While Jourdain was studying at Harvard Business School, William J. Knox Jr., Class of 1925 — an incoming Black freshman and a childhood friend of Jourdain — had his housing assignment rescinded soon after he arrived to take his in-person exams. Jourdain had lived in a freshman dorm just four years prior.

This led both men to meet with Dean of Freshmen Philip P. Chase, who responded that University President Abbott L. Lowell, Class of 1877, said he could not compel white students to live with Black students.

Refusing to accept Lowell’s position, Jourdain confronted him directly about his segregationist housing policy.

Lowell maintained that the University’s southern and western demographic would be discomforted by integrated housing, and he said he would rather exclude the comparably fewer Black students from campus residential life than exclude them from the University entirely.

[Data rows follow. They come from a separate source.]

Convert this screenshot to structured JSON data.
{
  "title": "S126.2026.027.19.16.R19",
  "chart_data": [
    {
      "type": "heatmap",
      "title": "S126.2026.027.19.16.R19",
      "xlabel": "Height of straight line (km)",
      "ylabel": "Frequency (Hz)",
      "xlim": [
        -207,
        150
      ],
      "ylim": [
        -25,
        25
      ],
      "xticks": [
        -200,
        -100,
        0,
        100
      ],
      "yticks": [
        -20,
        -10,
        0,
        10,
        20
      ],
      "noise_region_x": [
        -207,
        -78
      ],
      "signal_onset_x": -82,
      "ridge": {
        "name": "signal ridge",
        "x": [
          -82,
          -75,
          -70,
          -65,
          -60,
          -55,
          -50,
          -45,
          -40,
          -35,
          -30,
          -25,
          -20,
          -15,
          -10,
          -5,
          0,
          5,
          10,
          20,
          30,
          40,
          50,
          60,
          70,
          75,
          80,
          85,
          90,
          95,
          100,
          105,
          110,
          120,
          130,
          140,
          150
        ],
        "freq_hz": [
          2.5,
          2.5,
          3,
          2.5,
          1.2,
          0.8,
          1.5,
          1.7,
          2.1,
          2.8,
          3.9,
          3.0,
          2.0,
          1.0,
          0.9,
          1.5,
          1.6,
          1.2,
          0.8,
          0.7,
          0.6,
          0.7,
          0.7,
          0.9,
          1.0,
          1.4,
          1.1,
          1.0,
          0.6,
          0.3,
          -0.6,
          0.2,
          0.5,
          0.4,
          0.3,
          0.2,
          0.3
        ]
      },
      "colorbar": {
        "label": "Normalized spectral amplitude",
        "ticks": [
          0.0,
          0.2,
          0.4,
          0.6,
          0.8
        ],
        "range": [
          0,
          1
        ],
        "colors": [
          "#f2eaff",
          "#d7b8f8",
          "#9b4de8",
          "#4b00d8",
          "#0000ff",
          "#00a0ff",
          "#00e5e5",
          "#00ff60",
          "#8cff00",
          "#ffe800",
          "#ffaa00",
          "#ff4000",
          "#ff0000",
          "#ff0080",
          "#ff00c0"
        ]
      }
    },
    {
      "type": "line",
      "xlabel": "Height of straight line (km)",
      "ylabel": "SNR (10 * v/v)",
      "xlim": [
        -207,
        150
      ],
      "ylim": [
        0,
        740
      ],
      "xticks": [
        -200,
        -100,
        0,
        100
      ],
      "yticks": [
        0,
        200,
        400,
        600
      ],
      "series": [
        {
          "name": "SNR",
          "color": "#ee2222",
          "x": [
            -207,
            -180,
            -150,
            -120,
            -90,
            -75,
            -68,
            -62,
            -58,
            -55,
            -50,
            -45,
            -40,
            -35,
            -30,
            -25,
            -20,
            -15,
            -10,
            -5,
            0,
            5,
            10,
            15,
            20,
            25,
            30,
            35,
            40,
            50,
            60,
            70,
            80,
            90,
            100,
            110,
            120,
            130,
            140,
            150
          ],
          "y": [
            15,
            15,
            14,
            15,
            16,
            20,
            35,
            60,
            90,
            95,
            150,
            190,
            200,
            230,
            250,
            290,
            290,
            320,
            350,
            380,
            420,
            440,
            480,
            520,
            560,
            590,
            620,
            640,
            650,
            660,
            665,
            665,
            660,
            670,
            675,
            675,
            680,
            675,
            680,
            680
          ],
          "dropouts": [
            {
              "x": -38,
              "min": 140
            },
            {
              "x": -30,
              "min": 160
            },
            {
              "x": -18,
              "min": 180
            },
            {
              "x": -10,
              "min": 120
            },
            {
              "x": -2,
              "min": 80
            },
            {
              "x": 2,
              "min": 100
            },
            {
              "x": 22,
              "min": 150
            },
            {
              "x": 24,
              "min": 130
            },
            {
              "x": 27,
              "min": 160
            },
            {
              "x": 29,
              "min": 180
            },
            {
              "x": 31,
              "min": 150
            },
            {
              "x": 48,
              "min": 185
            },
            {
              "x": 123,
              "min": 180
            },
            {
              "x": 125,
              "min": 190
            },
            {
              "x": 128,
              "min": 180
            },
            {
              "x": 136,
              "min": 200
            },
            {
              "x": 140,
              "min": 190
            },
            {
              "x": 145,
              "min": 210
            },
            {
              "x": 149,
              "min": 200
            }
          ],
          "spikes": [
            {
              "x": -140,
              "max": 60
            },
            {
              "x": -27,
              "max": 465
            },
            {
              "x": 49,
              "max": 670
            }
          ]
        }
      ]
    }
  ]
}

“Dad loved Harvard more than any other person I ever met in my life,” Jourdain said in the ceremony, according to the Gazette. “He had a way of being calm, and that’s what I see when he was confronting President Lowell. He knew who he was, and he had a long history of abolition in his family.”

To combat Lowell’s policy, Jourdain helped to found a social organization of Black men at Harvard called the Nile Club.

The group pushed to end segregation on campus, and in conjunction with media attention garnered by petitions and efforts by Black alumni, the University banned housing discrimination on the basis of race in 1923.

Jourdain would go on to become the first Black alderman of Evanston, Illinois

The portrait unveiling comes as some undergraduates this semester have pushed to dename Winthrop House due to its namesakes’ ties to slavery. In February, hundreds of Harvard affiliates signed a petition in support of denaming.

Student organizers submitted an official denaming proposal to the Faculty of Arts and Sciences, though the FAS has not yet responded to their request.